I think part of my current motivation to move away might be my lack of
ambition and outlook for what i want to do future career wise, im still
relatively young with only 5 years of experience. Money is nice, but it's
never been the main issue for me. I do find myself feeling jealous of my
friends who are full stack developers because their jobs always drive them
into new technologies, whereas i spent the last 3 weeks writing a driver for
an SPI flash controller.

Thanks for the pointers though, you might be right, there might be other
factors that are driving me into this thought process that i need to reflect
on.

------
roland35
Honestly, this post has made me question staying in embedded software too.
Unless you are in a few major tech cities (Boston, San Francisco, etc) it is
harder to find opportunities locally and/or remotely. Other types of software
development seems more common.

One nice thing about embedded development is that it is very easy to do it as
a hobby now! Making a project robot or something like that may be a fun
diversion after working 9-5 at a web-dev job!

------
doyoulikeworms
Software engineering is broad and deep. If you want to explore, go explore.
You may make less money, but you may make more. You may like something else
less, but you may like it more. I think it’s up to you!

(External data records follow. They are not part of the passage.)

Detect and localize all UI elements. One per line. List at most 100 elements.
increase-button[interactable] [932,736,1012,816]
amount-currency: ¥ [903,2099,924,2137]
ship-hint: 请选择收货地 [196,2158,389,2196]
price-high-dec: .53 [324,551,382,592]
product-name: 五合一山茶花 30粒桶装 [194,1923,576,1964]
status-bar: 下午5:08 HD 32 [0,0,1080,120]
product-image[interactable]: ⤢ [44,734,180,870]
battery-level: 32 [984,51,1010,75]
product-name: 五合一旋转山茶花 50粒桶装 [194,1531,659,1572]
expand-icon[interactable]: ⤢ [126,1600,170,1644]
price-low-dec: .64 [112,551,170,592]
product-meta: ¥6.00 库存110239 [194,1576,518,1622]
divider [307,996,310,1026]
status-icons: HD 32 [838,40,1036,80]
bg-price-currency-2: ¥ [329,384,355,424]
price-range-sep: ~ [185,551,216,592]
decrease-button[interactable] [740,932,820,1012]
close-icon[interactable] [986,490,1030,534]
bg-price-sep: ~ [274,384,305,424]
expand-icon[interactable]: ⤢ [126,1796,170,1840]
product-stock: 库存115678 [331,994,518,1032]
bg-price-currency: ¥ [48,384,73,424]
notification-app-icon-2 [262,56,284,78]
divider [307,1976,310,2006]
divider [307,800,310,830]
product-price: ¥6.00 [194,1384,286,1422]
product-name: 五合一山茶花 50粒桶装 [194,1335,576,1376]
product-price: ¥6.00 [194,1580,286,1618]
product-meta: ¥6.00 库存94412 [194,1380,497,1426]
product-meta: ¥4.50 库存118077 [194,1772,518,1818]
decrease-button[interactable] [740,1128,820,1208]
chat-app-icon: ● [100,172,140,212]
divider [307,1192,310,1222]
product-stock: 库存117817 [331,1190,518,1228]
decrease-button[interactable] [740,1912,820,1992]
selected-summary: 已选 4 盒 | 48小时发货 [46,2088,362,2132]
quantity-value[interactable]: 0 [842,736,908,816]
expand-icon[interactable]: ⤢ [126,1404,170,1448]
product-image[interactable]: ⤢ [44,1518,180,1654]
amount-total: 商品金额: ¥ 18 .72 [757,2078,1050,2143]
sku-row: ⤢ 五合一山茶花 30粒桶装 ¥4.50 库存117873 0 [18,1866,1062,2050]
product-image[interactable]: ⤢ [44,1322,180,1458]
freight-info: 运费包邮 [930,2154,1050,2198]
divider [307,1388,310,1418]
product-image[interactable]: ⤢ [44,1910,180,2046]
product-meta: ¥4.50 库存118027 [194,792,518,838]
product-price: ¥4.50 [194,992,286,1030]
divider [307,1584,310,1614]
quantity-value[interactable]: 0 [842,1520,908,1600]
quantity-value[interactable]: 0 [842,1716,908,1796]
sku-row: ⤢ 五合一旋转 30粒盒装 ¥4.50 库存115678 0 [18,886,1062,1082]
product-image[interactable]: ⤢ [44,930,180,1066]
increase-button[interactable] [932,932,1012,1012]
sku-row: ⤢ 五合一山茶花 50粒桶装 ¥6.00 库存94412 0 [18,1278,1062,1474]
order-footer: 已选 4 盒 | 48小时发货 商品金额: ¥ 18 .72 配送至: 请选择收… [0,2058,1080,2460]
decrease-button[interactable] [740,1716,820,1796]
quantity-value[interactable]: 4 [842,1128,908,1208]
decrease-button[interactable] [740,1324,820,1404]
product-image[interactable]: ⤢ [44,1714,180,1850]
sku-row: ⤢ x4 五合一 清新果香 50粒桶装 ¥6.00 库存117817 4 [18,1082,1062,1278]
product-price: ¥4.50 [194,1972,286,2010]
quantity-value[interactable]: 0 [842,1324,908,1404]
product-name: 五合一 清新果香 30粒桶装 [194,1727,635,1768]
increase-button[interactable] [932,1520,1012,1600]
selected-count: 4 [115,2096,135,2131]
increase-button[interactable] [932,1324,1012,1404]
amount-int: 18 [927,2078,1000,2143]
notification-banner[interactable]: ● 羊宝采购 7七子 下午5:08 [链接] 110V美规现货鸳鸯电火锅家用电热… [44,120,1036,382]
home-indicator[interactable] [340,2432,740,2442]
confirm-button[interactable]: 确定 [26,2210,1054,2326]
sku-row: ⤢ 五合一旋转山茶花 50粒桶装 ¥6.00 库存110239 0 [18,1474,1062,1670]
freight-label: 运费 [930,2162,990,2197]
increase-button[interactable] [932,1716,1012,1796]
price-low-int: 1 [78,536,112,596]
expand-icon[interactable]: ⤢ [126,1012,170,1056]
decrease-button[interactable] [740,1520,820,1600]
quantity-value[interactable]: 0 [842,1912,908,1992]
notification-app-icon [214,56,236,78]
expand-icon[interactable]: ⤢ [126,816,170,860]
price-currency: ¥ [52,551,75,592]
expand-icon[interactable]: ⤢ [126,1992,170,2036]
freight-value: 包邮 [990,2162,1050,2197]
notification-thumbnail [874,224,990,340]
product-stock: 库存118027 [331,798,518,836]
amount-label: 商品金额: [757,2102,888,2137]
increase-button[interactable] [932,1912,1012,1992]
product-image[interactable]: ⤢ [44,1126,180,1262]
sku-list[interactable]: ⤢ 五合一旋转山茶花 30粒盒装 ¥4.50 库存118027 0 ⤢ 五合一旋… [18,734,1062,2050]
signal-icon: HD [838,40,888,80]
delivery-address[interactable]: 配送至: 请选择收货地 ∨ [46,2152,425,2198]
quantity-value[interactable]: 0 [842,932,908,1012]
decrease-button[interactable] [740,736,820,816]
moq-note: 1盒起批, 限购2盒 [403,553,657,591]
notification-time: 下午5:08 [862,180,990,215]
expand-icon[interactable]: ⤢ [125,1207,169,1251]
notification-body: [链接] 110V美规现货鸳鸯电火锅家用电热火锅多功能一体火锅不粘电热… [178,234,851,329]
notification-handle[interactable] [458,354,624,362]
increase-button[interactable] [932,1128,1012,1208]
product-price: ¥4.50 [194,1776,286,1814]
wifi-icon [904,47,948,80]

That said, I never stayed put very long in any particular programming job.
Embedded systems were fun, but I was curious to learn about the cloud, so I
went to Salesforce. YMMV

------
vcarnogu
I used to be in a very similar situation but have spent even more years of C
coding and PCB design, working for multiple companies. I originally studied
electronics. I decided however to move to server software development, web,
UIs. Java, Python, Perl, JS and never looked back. Much better tooling, higher
productivity, double salary and more fun.